Heap/INSERT,Heap/HOT_UPDATE,Heap/DELETE,Heap2/PRUNE,Heap2/VISIBLE,Btree/INSERT_LEAF,Btree/NEWROOT,Storage/CREATE,XLOG/CHECKPOINT_ONLINE,XLOG/FPI,Transaction/COMMIT,DBASE/CREATE— all real resource-manager + info-tag pairs fromsrc/include/access/xlog_internal.h. -
Real CLOG layout.
pg_xact/stores 2 bits per xid (IN_PROGRESS / COMMITTED / ABORTED / SUB_COMMITTED); an 8 KB segment holds 32 768 xids. New segments are spun up as0000,0001, … as the xid counter advances. -
Real partitioning. The parent in
CREATE TABLE ... PARTITION BY RANGE(ts)hasrelkind = 'p'and gets no relfile. Each child partition allocates its own heap + _fsm + _vm;INSERTinto the parent walksExecPartitionRoutingto pick the right child by the range bound recorded inpg_class.relpartbound. -
Real B-tree shape.
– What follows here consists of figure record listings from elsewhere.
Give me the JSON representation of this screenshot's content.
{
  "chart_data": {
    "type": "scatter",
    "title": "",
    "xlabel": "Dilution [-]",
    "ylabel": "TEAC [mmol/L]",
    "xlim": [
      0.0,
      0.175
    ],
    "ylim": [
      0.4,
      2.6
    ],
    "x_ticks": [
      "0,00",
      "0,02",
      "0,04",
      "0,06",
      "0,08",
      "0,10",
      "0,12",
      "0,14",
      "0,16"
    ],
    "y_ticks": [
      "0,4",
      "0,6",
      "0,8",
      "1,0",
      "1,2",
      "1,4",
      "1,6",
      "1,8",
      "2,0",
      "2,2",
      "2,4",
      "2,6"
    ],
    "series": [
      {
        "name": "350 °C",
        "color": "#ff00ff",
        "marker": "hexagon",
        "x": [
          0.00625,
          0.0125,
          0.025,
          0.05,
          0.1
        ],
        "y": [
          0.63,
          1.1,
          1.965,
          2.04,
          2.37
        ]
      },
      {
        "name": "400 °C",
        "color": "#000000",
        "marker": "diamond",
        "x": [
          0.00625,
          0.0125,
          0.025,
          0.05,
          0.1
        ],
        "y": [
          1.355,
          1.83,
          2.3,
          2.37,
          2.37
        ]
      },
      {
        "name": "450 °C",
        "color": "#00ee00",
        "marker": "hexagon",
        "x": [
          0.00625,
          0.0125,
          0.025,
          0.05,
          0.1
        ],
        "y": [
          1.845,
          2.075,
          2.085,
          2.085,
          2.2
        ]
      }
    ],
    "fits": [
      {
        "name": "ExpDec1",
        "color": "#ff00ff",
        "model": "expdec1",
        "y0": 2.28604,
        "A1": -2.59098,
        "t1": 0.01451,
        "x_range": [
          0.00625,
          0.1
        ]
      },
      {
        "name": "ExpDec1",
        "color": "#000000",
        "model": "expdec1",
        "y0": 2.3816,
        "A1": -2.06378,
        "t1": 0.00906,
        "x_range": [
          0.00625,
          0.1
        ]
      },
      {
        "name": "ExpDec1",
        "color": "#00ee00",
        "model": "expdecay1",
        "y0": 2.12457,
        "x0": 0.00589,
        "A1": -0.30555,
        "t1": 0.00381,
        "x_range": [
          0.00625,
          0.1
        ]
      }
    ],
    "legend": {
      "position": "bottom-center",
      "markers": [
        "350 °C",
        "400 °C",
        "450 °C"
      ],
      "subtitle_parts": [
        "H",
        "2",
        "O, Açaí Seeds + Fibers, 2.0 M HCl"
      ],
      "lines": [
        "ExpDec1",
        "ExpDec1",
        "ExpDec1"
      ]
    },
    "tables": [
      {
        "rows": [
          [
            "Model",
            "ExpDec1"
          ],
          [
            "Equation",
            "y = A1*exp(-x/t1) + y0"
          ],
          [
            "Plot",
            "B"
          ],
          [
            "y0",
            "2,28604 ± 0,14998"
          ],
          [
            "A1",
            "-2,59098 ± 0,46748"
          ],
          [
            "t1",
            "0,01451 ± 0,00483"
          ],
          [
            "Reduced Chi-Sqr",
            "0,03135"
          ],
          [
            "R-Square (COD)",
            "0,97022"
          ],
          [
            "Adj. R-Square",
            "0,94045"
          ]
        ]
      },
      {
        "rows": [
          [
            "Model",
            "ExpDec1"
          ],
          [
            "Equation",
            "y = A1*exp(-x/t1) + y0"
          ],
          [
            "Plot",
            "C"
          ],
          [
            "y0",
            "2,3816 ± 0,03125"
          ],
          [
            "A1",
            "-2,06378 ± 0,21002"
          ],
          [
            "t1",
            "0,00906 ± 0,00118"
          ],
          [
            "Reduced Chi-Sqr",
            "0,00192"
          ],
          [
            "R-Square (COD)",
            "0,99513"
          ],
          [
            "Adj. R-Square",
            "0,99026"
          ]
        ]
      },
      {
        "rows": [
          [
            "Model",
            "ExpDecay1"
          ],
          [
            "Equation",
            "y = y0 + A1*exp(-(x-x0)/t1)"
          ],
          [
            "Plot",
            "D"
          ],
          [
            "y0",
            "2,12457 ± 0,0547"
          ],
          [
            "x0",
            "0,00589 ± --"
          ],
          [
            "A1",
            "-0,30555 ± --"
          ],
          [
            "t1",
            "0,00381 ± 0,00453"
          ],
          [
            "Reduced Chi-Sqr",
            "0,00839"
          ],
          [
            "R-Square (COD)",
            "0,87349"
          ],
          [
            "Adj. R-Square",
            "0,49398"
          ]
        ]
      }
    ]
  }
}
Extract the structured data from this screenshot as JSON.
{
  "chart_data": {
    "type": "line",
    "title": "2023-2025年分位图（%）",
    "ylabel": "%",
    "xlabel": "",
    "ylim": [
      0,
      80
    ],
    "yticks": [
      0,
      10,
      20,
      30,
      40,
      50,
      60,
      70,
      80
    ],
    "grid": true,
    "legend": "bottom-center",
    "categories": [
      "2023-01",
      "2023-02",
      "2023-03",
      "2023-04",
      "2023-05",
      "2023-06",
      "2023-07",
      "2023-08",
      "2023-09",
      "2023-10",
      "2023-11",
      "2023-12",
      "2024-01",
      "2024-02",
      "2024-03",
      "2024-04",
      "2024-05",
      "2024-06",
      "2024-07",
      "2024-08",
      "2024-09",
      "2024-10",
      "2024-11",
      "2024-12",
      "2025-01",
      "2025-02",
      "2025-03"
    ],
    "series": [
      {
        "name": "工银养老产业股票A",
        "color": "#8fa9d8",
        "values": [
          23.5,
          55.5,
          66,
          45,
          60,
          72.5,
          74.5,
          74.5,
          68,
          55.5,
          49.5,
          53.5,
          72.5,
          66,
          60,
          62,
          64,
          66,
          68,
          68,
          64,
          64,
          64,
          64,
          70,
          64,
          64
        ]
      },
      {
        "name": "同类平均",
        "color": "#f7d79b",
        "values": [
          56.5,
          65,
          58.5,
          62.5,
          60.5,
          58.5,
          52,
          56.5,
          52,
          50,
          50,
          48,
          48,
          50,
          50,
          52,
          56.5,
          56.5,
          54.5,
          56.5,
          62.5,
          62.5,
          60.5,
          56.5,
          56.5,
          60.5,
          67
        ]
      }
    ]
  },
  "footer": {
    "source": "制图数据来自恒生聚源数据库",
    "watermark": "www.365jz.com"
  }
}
A meta page (block 0) points at the current root; the root holds (separator-key, downlink) pairs; the leaves hold (key, heap-tid) pairs and form a doubly-linked sibling list at the bottom.
Controls
| Key / mouse | Action |
|---|---|
space | Run / pause the script |
s | Step one operation |
shift+s | Step ×10 |
r | Reset (re-init PGDATA, clear WAL/CLOG) |
v | Cycle filesystem → page → WAL → B-tree |
| click on a file | Open the inspector (path, OID, columns, fork, pages, LSNs) |
| click on a page | Jump to the page view |
| click on a WAL record | Show its xl_* header + payload |
What the data flow looks like
Every command produces a chain of low-level operations. For an INSERT:
psql: INSERT INTO customers VALUES (1, 'alice@…');
↓
parser: raw query → parse tree
planner: Insert on customers (heap)
↓
WAL append: rmgr=Heap tag=INSERT rfn=16385 blk=0 off=1 len=78 B
↓
heap mutate: page 0: line-pointer [1] added · upper -= tup_size · t_xmin = 743
↓
FSM update: block 0 free space = 8120 B
VM clear: block 0 no longer all-visible
↓
btree leaf: rmgr=Btree tag=INSERT_LEAF key=1 tid=(0,1)
↓
commit: WAL rmgr=Transaction tag=COMMIT xid=743 · CLOG bit ← COMMITTED · fsync
Each of those steps shows up as a notification at the bottom of the simulator, with the affected file flashing in the tree.